Top 1 accuracy on ImageNet-1K: 69% @ 100M params (source)
4- Dino, 2021
Finally, let’s talk about Dino from FAIR.
Dino approaches the problem of Self Supervision (SSL) as a distillation problem i.e. having 2 models (teacher + student) where the student learns from the teacher. This paradigm is common in the LLM space when the teacher is a much larger, pretrained model, and needs to be shrunk for inference efficiency purpose (denoted “mini” in the OpenAI parlance). However, in DINO, the teacher starts from scratch too and improves over time. A more descriptive term would therefore be "pair-learning with a centered partner".
Ok, let’s talk about the DINO’s contributions now:
Self Supervision as a Distillation problem: The role of the student is to match the Teacher’s distribution of scores. The teacher is also learning through a momentum update (its weights are averaged with the student’s scaled with a small coefficient)

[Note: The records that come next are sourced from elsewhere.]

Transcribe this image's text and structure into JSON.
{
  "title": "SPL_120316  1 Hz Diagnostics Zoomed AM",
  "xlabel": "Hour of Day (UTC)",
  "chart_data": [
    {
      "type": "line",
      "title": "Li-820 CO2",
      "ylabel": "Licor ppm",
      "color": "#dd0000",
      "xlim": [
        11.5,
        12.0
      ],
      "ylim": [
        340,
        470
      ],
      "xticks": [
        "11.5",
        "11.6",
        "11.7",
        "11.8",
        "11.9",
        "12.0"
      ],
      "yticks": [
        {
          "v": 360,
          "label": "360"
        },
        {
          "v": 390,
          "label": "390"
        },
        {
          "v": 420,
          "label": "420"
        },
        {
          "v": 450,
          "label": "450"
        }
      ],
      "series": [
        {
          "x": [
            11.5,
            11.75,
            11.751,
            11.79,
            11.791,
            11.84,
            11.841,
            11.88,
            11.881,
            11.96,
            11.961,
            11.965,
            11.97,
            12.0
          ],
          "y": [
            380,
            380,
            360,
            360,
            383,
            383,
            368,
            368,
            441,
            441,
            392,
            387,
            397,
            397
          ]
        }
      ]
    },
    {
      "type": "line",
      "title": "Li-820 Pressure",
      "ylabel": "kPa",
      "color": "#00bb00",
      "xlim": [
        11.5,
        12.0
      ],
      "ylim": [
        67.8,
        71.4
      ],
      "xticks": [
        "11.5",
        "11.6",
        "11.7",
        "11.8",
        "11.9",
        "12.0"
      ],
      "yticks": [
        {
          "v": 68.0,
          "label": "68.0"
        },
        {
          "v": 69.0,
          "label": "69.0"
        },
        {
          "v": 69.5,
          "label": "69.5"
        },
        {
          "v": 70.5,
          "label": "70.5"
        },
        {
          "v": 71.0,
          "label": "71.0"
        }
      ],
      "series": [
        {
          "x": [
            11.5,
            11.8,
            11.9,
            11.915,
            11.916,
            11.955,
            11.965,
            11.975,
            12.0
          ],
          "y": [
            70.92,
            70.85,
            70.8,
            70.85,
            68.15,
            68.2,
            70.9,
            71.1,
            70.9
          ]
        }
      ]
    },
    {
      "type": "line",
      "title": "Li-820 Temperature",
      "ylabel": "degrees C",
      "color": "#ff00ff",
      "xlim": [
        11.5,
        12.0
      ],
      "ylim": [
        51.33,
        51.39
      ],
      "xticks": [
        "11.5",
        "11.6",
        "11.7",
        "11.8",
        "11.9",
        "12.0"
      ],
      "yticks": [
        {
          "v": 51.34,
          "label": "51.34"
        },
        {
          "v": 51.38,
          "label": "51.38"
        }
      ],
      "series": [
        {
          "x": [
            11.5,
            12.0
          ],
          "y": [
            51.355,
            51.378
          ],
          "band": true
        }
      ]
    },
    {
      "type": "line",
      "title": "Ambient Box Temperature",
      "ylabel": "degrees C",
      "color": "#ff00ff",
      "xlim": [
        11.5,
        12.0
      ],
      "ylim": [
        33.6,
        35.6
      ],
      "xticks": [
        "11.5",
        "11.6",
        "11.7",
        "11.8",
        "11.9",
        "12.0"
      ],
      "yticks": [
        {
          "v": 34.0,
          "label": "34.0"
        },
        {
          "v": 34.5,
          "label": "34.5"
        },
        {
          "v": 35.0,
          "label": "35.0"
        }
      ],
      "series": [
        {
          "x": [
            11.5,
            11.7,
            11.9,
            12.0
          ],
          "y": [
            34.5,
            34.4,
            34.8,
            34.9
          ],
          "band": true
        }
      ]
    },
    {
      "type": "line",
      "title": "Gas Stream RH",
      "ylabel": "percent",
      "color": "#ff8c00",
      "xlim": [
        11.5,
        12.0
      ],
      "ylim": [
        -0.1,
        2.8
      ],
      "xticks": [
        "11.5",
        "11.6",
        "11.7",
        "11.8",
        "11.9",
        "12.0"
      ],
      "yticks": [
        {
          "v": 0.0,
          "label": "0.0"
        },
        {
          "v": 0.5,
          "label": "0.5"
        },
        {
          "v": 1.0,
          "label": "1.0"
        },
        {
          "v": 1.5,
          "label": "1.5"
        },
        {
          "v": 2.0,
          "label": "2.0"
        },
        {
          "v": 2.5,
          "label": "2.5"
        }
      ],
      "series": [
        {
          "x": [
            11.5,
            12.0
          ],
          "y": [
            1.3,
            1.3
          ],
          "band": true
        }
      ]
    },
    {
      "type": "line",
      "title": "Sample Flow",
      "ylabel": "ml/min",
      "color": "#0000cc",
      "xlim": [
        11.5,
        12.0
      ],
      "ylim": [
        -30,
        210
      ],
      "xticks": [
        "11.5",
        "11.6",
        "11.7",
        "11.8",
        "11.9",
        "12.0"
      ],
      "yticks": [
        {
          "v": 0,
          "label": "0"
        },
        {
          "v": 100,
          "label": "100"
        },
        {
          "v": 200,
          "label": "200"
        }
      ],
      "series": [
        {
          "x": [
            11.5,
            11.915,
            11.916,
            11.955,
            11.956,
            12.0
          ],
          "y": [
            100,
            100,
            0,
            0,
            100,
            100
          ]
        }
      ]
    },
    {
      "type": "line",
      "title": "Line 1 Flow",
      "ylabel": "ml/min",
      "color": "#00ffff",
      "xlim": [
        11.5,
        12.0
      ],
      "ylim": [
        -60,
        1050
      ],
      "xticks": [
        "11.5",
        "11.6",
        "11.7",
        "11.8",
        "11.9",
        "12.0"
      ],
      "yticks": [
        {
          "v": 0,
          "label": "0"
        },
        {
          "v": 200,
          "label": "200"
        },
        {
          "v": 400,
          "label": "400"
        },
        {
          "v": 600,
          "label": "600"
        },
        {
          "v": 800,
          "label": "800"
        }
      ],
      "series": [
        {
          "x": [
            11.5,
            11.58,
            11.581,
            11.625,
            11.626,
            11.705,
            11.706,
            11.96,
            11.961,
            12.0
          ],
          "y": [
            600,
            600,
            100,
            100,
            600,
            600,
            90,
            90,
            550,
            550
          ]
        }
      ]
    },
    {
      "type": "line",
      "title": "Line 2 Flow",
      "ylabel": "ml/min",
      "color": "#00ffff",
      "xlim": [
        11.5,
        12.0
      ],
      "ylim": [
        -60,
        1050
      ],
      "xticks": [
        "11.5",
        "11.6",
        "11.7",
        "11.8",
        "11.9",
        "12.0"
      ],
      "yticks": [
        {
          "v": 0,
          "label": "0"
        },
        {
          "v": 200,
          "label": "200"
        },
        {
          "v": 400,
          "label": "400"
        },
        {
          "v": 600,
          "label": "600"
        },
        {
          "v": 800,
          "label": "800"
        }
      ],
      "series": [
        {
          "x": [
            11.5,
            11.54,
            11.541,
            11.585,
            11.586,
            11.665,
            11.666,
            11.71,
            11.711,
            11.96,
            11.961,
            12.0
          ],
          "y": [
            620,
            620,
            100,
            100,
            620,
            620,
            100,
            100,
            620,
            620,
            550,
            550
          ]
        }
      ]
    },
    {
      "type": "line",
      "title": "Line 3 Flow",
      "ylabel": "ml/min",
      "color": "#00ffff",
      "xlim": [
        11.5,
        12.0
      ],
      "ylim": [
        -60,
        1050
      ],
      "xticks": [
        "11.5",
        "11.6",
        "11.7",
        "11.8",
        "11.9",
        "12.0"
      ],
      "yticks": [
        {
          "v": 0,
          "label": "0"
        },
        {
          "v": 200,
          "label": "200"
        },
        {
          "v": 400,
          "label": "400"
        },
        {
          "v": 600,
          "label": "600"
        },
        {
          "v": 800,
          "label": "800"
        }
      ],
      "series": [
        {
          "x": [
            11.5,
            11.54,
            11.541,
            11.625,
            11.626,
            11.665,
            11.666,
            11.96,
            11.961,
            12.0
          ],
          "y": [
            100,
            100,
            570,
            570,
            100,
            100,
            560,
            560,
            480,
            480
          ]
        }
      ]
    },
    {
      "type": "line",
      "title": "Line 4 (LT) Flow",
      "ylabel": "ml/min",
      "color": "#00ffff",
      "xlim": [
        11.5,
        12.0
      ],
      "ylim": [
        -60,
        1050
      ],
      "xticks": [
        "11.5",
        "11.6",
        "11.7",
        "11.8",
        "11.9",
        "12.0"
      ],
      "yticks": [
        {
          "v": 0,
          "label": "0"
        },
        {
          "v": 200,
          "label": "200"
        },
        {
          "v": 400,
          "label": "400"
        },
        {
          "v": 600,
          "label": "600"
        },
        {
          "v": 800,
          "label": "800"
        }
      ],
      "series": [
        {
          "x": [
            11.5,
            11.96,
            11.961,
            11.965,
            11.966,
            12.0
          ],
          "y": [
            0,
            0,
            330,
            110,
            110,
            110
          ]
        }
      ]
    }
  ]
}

Avoiding collapse without using contrastive loss. Instead, they “center and sharpen” the teacher: Dino found a surprising simple rule: They simply center (subtract the moving average in the latent space) to avoid 1 dimension from dominating and sharpen (i.e. softmax with low temperature) to avoid a uniform distribution.
Now, how does the teacher “learn”? Its weights are actually a exponential moving average of the students’ (no SGD update)
Figure: Diagram of the DINO training protocol
One interesting aspect is that the Teacher always keeps an edge on the student as shown in the figure above. The reason might be that the student’s role is to explore while the teacher keeps the student “on the right tracks” (through the momentum mechanism).
Top 1 accuracy on ImageNet-1K: 75% @ 23M params, ResNet-50 (source)
Conclusion
Doing a large paper review over a large time range always bring an interesting perspective on the progression of the field as the high level view sorts out the important from the unimportant. Looking back at these papers, a few key innovations strike me as important:
At the highest level, SSL + classification has kept pace with full supervised learning. This is a major advantage as SSL only requires the photos without the need for expensive, and slow, labels. Yet, to my knowledge, only a few companies have applied these techniques.
The Teacher+Student paradigm works stunningly well as an SSL technique.
All reviewed authors take special care in their data augmentation. This aspect is critical to creating good visual representation.
Momentum encoders, used as a teacher in Moco and Dino, are a simple yet useful construct to guide a more eager encoders. This concept may well expand beyond SSL.
Can you represent some of your problems as a Self Supervised Learning?